Never underestimate the biting observational logic of children.
But this stratified society also had significant egalitarian dimensions to it. Everyone knew everyone else. We all attended the same school primary school. There was none of that social segmentation which often divides up urban communities.
To adapt the title of Darren McGarvey’s latest book, the interesting thing was – there wasn’t much of a social distance between us, but any objective analysis of the material circumstances in which the community lived is completely unintelligible in the absence of an analysis rooted in class, capital and power.
I didn’t realise that at the time. I left this environment, more or less persuaded that talking about class was an entirely reactionary thing to do, and in an underdeveloped way, suspected that obsessing about social class and its signifiers was primarily an English cultural preoccupation. I know better now.

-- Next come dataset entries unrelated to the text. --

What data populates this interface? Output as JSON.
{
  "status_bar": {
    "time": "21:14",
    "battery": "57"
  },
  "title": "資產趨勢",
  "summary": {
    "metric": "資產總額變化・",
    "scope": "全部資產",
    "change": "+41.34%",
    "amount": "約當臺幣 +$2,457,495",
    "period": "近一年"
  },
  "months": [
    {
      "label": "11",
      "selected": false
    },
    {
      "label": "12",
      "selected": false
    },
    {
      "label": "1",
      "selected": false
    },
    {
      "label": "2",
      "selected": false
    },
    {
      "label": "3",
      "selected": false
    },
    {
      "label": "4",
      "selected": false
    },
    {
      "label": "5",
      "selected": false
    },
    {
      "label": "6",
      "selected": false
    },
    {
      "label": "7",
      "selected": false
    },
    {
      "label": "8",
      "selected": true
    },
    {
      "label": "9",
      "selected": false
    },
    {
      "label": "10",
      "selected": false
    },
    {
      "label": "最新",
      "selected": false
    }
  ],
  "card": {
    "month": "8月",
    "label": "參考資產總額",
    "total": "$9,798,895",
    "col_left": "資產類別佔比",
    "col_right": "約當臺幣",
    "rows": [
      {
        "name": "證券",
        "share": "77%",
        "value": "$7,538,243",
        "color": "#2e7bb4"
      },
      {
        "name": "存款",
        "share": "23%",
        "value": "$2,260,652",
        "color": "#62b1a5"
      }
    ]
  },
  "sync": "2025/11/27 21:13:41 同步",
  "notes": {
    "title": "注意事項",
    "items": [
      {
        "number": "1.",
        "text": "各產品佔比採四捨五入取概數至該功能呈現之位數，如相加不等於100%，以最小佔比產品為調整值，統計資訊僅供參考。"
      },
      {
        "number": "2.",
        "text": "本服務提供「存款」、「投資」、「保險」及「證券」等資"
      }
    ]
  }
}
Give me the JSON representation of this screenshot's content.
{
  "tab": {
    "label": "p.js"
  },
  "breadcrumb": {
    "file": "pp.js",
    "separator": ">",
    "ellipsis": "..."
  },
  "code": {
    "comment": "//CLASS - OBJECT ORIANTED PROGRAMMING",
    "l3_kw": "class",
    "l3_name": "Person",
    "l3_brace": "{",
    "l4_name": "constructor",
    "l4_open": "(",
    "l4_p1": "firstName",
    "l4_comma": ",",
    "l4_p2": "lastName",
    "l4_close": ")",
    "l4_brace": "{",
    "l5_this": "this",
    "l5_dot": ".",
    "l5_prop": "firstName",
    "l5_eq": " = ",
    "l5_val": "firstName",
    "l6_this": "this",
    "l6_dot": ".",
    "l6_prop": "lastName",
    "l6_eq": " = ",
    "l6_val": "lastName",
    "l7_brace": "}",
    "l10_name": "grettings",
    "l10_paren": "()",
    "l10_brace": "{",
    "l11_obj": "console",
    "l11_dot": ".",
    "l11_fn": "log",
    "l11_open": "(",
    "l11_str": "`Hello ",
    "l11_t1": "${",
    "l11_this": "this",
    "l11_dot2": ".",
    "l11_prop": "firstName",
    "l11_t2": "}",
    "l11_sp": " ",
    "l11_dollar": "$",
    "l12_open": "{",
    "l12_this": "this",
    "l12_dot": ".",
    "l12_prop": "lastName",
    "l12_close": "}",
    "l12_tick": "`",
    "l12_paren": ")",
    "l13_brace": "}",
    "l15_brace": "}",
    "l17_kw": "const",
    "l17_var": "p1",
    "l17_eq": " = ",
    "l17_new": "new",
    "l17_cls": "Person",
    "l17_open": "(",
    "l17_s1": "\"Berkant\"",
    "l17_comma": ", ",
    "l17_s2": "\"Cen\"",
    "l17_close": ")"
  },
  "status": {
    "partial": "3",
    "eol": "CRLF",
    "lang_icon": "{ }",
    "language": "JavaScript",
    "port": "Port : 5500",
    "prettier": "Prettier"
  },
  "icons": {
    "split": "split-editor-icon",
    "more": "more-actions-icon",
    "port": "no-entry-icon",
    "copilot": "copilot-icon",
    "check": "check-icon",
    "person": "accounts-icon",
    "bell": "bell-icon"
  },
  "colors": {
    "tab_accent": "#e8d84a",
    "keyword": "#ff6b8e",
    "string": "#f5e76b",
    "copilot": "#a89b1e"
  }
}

In dealing with anyone, egalitarianism is an important value. Emphasising our common humanity is often a good thing. But refusing to talk about class at all means you simply don’t understand what’s happening in the world and why it keeps happening.
This story should also be a reminder that widening access isn’t just about what grades we ask for to let you into a course, but the culture and atmosphere institutions foster. Belonging matters.
If we want students to cultivate an open and receptive mind, they need to be relaxed and confident enough to turn what can be a frozen, stilted encounter in the seminar room into a real, authentic conversation.
To teach people and teach them well, you need to put people at their ease, confident that no kind of social shame will be unleashed on them if they say something gauche or naïve.
If your overwhelming feeling at university is one of social isolation, if you endlessly encounter people in your classrooms who are unlike you, who seem rooted in social experiences you do not share – then you’ve no community to hold you up when times get bad, no team to rally round you when your studies grow tough, rootlessly drifting through the institution – and sometimes rootlessly drifting out of it.